SoilRotifer · February 25, 2022, 2:49pm

Hi @pkmnsandy, welcome to :qiime2:!

You are certainly on the right track, however there seems to be some incorrect formatting with these reference sequence files. As the error message states:

Invalid character '.' at position 0 on line 10 (does not match IUPAC characters for this sequence type). Allowed characters are ACGTRYKMSWBDHVN."

That is, any characters that are not ACGTRYKMSWBDHVN are considered invalid in an unaligned FASTA file. I tried importing as FeatureData[AlignedSequence] on the off chance it was an alignment, or at least the same length. Obviously, this did not work as the sequences are unaligned and vary in length. But it was worth a shot.

Luckily there are only 3 sequences that are miss-formatted, and they are on lines 10, 12, and 36 of the FASTA file.

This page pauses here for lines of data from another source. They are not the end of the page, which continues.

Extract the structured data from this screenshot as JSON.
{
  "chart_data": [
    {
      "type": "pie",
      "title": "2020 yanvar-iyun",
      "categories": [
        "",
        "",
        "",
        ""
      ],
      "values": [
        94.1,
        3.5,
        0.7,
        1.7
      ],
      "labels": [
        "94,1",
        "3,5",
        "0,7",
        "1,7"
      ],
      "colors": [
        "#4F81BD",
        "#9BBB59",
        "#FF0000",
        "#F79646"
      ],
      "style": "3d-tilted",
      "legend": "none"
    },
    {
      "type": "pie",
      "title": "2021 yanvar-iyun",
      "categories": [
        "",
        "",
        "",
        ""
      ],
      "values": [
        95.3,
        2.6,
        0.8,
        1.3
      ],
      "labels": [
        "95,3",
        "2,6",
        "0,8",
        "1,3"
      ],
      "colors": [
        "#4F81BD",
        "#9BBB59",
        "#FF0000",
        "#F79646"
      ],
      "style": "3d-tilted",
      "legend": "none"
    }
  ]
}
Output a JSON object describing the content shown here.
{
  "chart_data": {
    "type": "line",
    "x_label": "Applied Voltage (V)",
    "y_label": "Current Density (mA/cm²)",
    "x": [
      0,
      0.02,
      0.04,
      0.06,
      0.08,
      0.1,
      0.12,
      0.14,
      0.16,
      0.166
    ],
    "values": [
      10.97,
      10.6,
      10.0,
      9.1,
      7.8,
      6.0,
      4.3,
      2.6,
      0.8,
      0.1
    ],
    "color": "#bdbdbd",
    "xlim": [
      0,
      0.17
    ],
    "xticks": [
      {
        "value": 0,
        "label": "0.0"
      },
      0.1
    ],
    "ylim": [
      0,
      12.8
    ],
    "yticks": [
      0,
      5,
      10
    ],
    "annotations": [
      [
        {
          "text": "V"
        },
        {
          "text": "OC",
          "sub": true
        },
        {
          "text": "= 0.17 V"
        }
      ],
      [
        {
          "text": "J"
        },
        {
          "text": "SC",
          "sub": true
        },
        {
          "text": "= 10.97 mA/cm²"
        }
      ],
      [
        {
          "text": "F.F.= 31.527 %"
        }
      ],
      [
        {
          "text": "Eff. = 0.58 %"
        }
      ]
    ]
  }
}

Here is a snippet of the offending sequences.

>EF591086
.NGGGGATTGGTCA...

>EF591087
.NGGAGACTGGAG...

>L40804
.NTCGGACTGGAA...

Open the FASTA file using a basic text editor like notepad, BBEdit, etc... Then simply remove the leading . in front of these sequences and re-reun the import command as you have it. Then you'll be good to go.

To import the taxonomy file you can run:

qiime tools import --type 'FeatureData[Taxonomy]' \
    --input-path pmoa4rdp_qiime.tax \
    --input-format HeaderlessTSVTaxonomyFormat \
    --output-path pmoa4rdp_qiime.qza

Note the addition of --input-format HeaderlessTSVTaxonomyFormat

Let us know if this works for you.

Also, we have a tool, RESCRIPt, to help with other aspects of making and curating your own reference database. Give it a try. Relevant tutorials are here and here.

-Cheers!
-Mike